Ancient Roman Grave Marker Discovered in New Orleans Backyard Placed by US Soldier's Heir

The ancient Roman grave marker recently discovered in a garden in New Orleans appears to have been received and placed there by the granddaughter of a American serviceman who served in Italy during the second world war.

Through comments that all but solved an international historical mystery, the granddaughter informed area journalists that her ancestor, the veteran, kept the ancient artifact in a cabinet at his residence in New Orleans’ Gentilly neighborhood before his death in 1986.

The granddaughter recounted she was unsure exactly how her grandfather acquired an object documented as absent from an museum in Italy near Rome that misplaced the majority of its artifacts during second world war bombing. Yet the soldier fought in Italy with the American military throughout the conflict, married his wife Adele there, and came home to New Orleans to pursue a career as a vocal coach, she recalled.

It was fairly common for troops who were in Europe in World War II to return with keepsakes.

“I just thought it was a piece of art,” O’Brien said. “I didn’t realize it was an ancient … artifact.”

Regardless, what O’Brien initially thought was a nondescript marble piece turned out to be passed down to her after her grandfather’s passing, and she put it as a garden decoration in the back yard of a house she acquired in the city’s Carrollton neighborhood in 2003. She neglected to retrieve the item with her when she moved out in 2018 to a husband and wife who discovered the relic in March while clearing away brush.

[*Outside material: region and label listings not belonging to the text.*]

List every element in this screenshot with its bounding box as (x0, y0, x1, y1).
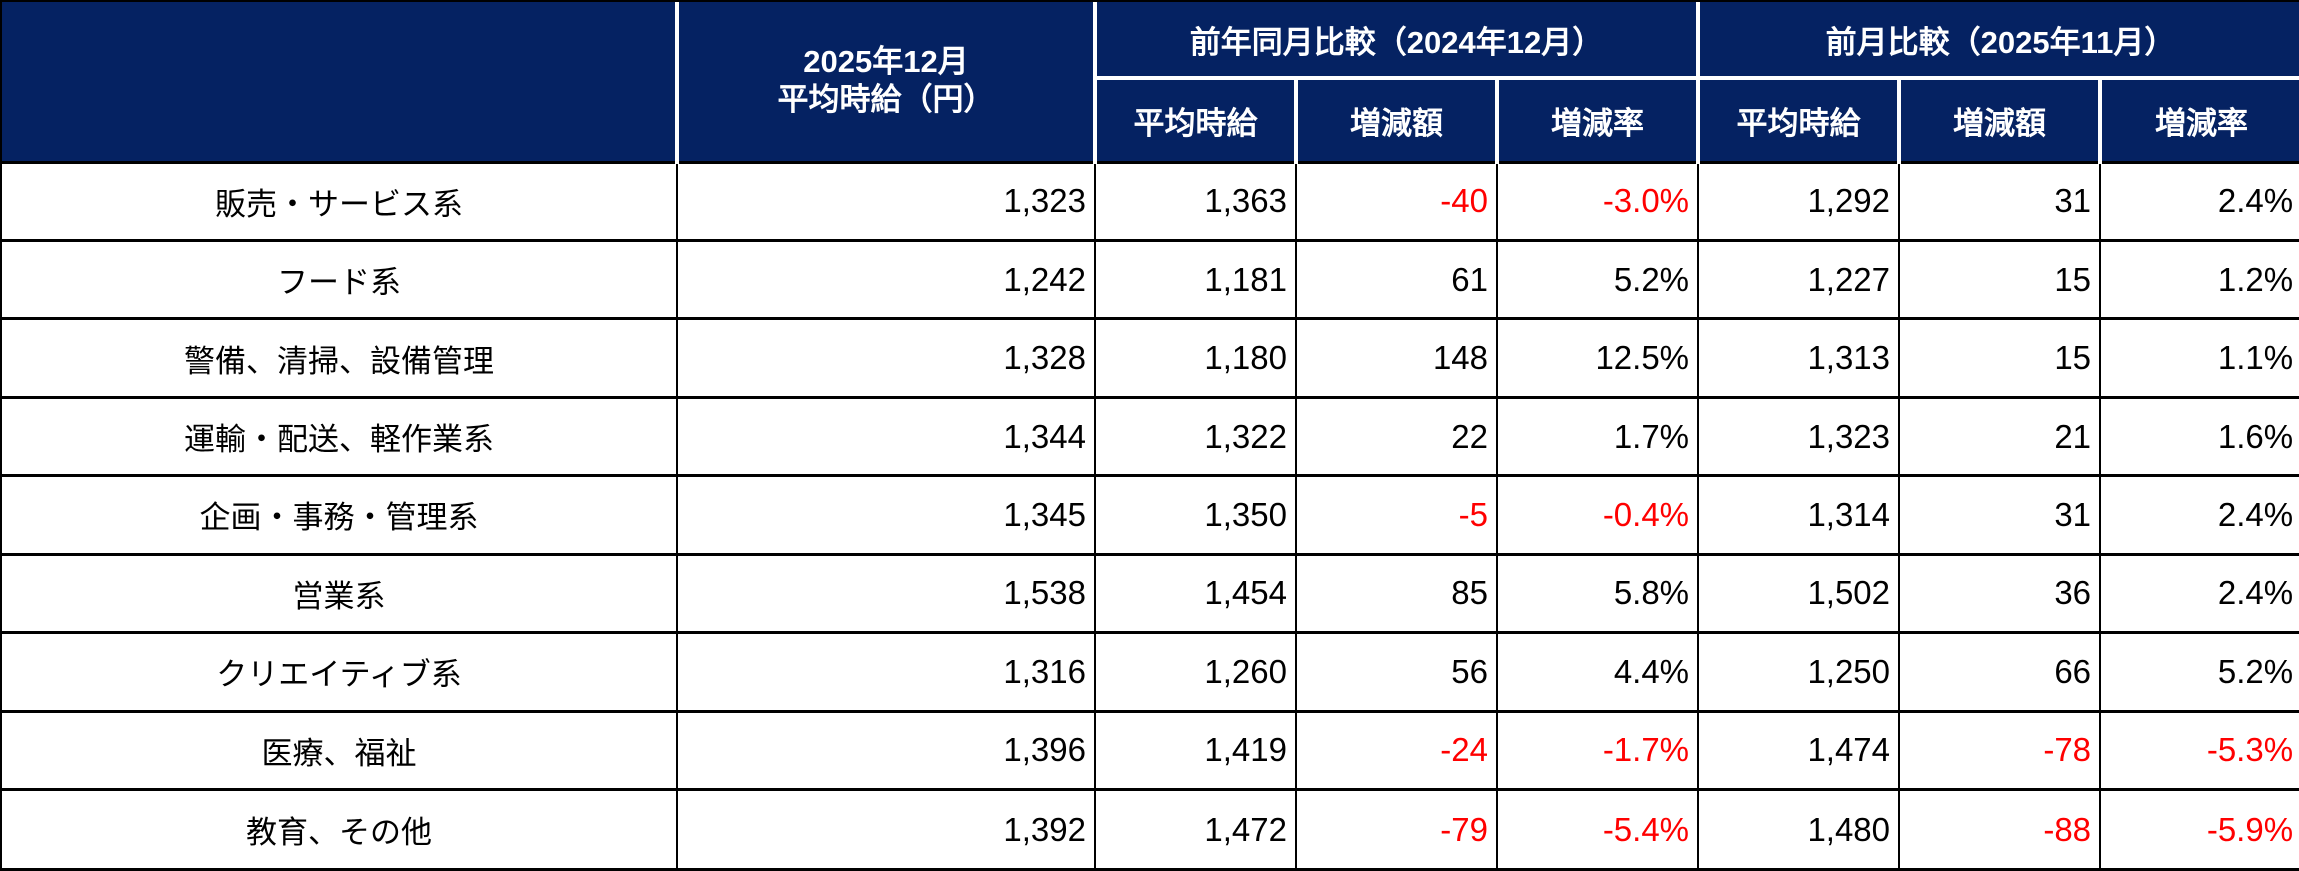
cell-yoy-avg: 1,350 (1094, 474, 1297, 556)
cell-yoy-diff: -79 (1295, 788, 1498, 868)
cell-mom-avg: 1,502 (1697, 552, 1901, 635)
cell-current: 1,316 (676, 631, 1096, 713)
cell-mom-rate: 5.2% (2099, 631, 2299, 713)
cell-yoy-diff: -40 (1295, 160, 1498, 242)
cell-mom-avg: 1,292 (1697, 160, 1901, 242)
cell-current: 1,242 (676, 238, 1096, 321)
cell-yoy-avg: 1,322 (1094, 395, 1297, 478)
cell-yoy-rate: -3.0% (1495, 160, 1700, 242)
cell-mom-diff: 31 (1898, 160, 2102, 242)
cell-current: 1,323 (676, 160, 1096, 242)
header-sub-yoy-diff-rate: 増減率 (1494, 78, 1701, 164)
cell-mom-avg: 1,313 (1697, 317, 1901, 399)
cell-yoy-rate: 5.2% (1495, 238, 1700, 321)
cell-yoy-diff: 22 (1295, 395, 1498, 478)
cell-mom-diff: -88 (1898, 788, 2102, 868)
cell-mom-avg: 1,480 (1697, 788, 1901, 868)
cell-category: フード系 (2, 238, 678, 321)
table-row: 教育、その他 1,392 1,472 -79 -5.4% 1,480 -88 -5.9% (2, 788, 2299, 868)
cell-yoy-diff: 56 (1295, 631, 1498, 713)
header-sub-yoy-diff-amount: 増減額 (1294, 78, 1499, 164)
table-row: クリエイティブ系 1,316 1,260 56 4.4% 1,250 66 5.2% (2, 631, 2299, 713)
cell-current: 1,328 (676, 317, 1096, 399)
cell-yoy-rate: 5.8% (1495, 552, 1700, 635)
cell-mom-avg: 1,250 (1697, 631, 1901, 713)
cell-mom-diff: 36 (1898, 552, 2102, 635)
cell-yoy-rate: -5.4% (1495, 788, 1700, 868)
table-row: 営業系 1,538 1,454 85 5.8% 1,502 36 2.4% (2, 552, 2299, 635)
table-row: 企画・事務・管理系 1,345 1,350 -5 -0.4% 1,314 31 2.4% (2, 474, 2299, 556)
cell-current: 1,344 (676, 395, 1096, 478)
cell-mom-diff: 15 (1898, 317, 2102, 399)
cell-mom-rate: -5.3% (2099, 709, 2299, 792)
cell-mom-diff: 15 (1898, 238, 2102, 321)
cell-mom-avg: 1,314 (1697, 474, 1901, 556)
header-sub-yoy-avg-wage: 平均時給 (1093, 78, 1298, 164)
cell-yoy-rate: -0.4% (1495, 474, 1700, 556)
cell-yoy-diff: 148 (1295, 317, 1498, 399)
cell-mom-diff: -78 (1898, 709, 2102, 792)
table-row: フード系 1,242 1,181 61 5.2% 1,227 15 1.2% (2, 238, 2299, 321)
cell-mom-rate: 2.4% (2099, 552, 2299, 635)
cell-mom-rate: 2.4% (2099, 160, 2299, 242)
cell-yoy-avg: 1,472 (1094, 788, 1297, 868)
header-sub-mom-diff-amount: 増減額 (1897, 78, 2103, 164)
cell-category: 運輸・配送、軽作業系 (2, 395, 678, 478)
header-mom-section: 前月比較（2025年11月） (1696, 2, 2299, 80)
cell-category: 販売・サービス系 (2, 160, 678, 242)
cell-mom-avg: 1,227 (1697, 238, 1901, 321)
cell-mom-rate: 2.4% (2099, 474, 2299, 556)
cell-yoy-avg: 1,260 (1094, 631, 1297, 713)
cell-category: 営業系 (2, 552, 678, 635)
table-row: 販売・サービス系 1,323 1,363 -40 -3.0% 1,292 31 2.4% (2, 160, 2299, 242)
cell-yoy-diff: 85 (1295, 552, 1498, 635)
cell-mom-avg: 1,323 (1697, 395, 1901, 478)
cell-mom-rate: -5.9% (2099, 788, 2299, 868)
cell-category: 警備、清掃、設備管理 (2, 317, 678, 399)
table-row: 医療、福祉 1,396 1,419 -24 -1.7% 1,474 -78 -5.3% (2, 709, 2299, 792)
cell-mom-rate: 1.6% (2099, 395, 2299, 478)
cell-mom-rate: 1.2% (2099, 238, 2299, 321)
cell-yoy-avg: 1,419 (1094, 709, 1297, 792)
cell-yoy-diff: 61 (1295, 238, 1498, 321)
cell-yoy-rate: 4.4% (1495, 631, 1700, 713)
header-yoy-section: 前年同月比較（2024年12月） (1092, 2, 1701, 80)
cell-yoy-avg: 1,180 (1094, 317, 1297, 399)
cell-yoy-rate: 1.7% (1495, 395, 1700, 478)
cell-mom-avg: 1,474 (1697, 709, 1901, 792)
cell-category: 医療、福祉 (2, 709, 678, 792)
cell-category: 教育、その他 (2, 788, 678, 868)
cell-current: 1,345 (676, 474, 1096, 556)
cell-current: 1,392 (676, 788, 1096, 868)
cell-mom-rate: 1.1% (2099, 317, 2299, 399)
cell-current: 1,538 (676, 552, 1096, 635)
header-current-month-avg-wage: 2025年12月 平均時給（円） (675, 2, 1097, 164)
table-row: 警備、清掃、設備管理 1,328 1,180 148 12.5% 1,313 15 1.1% (2, 317, 2299, 399)
cell-category: クリエイティブ系 (2, 631, 678, 713)
cell-mom-diff: 31 (1898, 474, 2102, 556)
cell-yoy-diff: -24 (1295, 709, 1498, 792)
cell-mom-diff: 21 (1898, 395, 2102, 478)
cell-yoy-avg: 1,181 (1094, 238, 1297, 321)
cell-yoy-avg: 1,454 (1094, 552, 1297, 635)
header-category-blank (2, 2, 679, 164)
cell-mom-diff: 66 (1898, 631, 2102, 713)
cell-current: 1,396 (676, 709, 1096, 792)
cell-yoy-rate: -1.7% (1495, 709, 1700, 792)
cell-yoy-diff: -5 (1295, 474, 1498, 556)
cell-yoy-rate: 12.5% (1495, 317, 1700, 399)
cell-category: 企画・事務・管理系 (2, 474, 678, 556)
header-sub-mom-avg-wage: 平均時給 (1696, 78, 1902, 164)
table-row: 運輸・配送、軽作業系 1,344 1,322 22 1.7% 1,323 21 1.6% (2, 395, 2299, 478)
cell-yoy-avg: 1,363 (1094, 160, 1297, 242)
header-sub-mom-diff-rate: 増減率 (2098, 78, 2299, 164)
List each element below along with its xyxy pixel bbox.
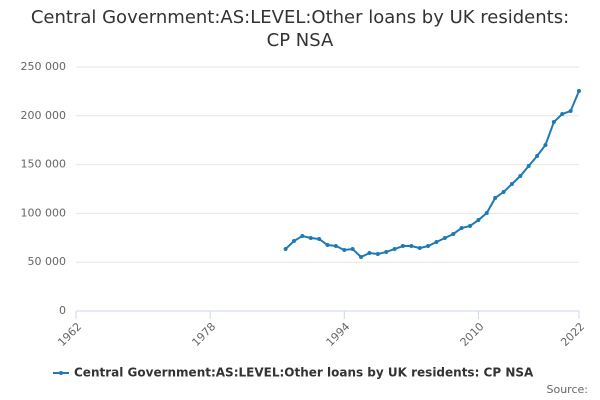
point [359,255,364,260]
point [560,112,565,117]
point [325,243,330,248]
point [442,235,447,240]
y-tick-label: 50 000 [28,255,67,268]
point [291,239,296,244]
point [476,218,481,223]
point [509,182,514,187]
point [308,235,313,240]
x-tick-label: 2022 [558,320,587,349]
point [451,231,456,236]
x-tick-label: 1962 [55,320,84,349]
y-tick-label: 150 000 [21,158,67,171]
point [400,243,405,248]
point [551,120,556,125]
y-tick-label: 200 000 [21,109,67,122]
point [283,247,288,252]
point [367,251,372,256]
point [409,243,414,248]
chart-title: Central Government:AS:LEVEL:Other loans … [30,7,570,51]
legend-marker [59,371,63,375]
point [518,174,523,179]
y-tick-label: 100 000 [21,206,67,219]
y-tick-label: 250 000 [21,60,67,73]
point [350,247,355,252]
point [342,248,347,252]
source: Source: [547,383,589,396]
point [434,239,439,244]
y-tick-label: 0 [59,304,66,317]
point [317,236,322,241]
point [300,234,305,239]
point [333,243,338,248]
legend-text: Central Government:AS:LEVEL:Other loans … [74,366,534,380]
point [417,246,422,251]
point [468,223,473,228]
point [535,154,540,159]
point [459,226,464,231]
point [426,243,431,248]
point [384,249,389,254]
point [543,142,548,147]
point [568,109,573,114]
x-tick-label: 2010 [458,320,487,349]
point [501,190,506,195]
point [484,211,489,216]
x-tick-label: 1994 [324,320,353,349]
point [493,195,498,200]
point [392,247,397,252]
x-tick-label: 1978 [189,320,218,349]
point [577,89,581,94]
point [526,163,531,168]
point [375,252,380,257]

The husband and wife – researcher Daniella Santoro of the academic institution and her husband, Aaron Lorenz – understood the artifact had an engraving in Latin. They sought advice from academics who established the artifact was a headstone honoring a approximately ancient Roman sailor and serviceman named Sextus Congenius Verus.

Additionally, the group learned, the headstone matched the account of one documented as absent from the city museum of the Rome-area town, near where it had initially uncovered, as an involved researcher – University of New Orleans expert Dr. Gray – explained in a column published online recently.

Santoro and Lorenz have since turned the headstone over to the federal investigators, and attempts to return the item to the Italian museum are under way so that institution can exhibit correctly it.

O’Brien, who resides in the New Orleans area of Metairie suburb, said she remembered her grandfather’s strange stone again after the archaeologist’s article had been reported from the global press. She said she reached out to journalists after a phone call from her previous partner, who informed her that he had come across a news story about the item that her ancestor had once possessed – and that it actually turned out to be a artifact from one of the world’s great classical civilizations.

“It left us completely stunned,” O’Brien said. “The way this unfolded is simply incredible.”

The archaeologist, however, said it was a comfort to discover how the Roman sailor’s gravestone traveled behind a house more than a great distance away from Civitavecchia.

“I was really thinking we’d have our list of possible people through whom it could have ended up here,” the archaeologist stated. “I didn’t really expect to actually find the actual person – so it’s pretty exciting to know how it ended up here.”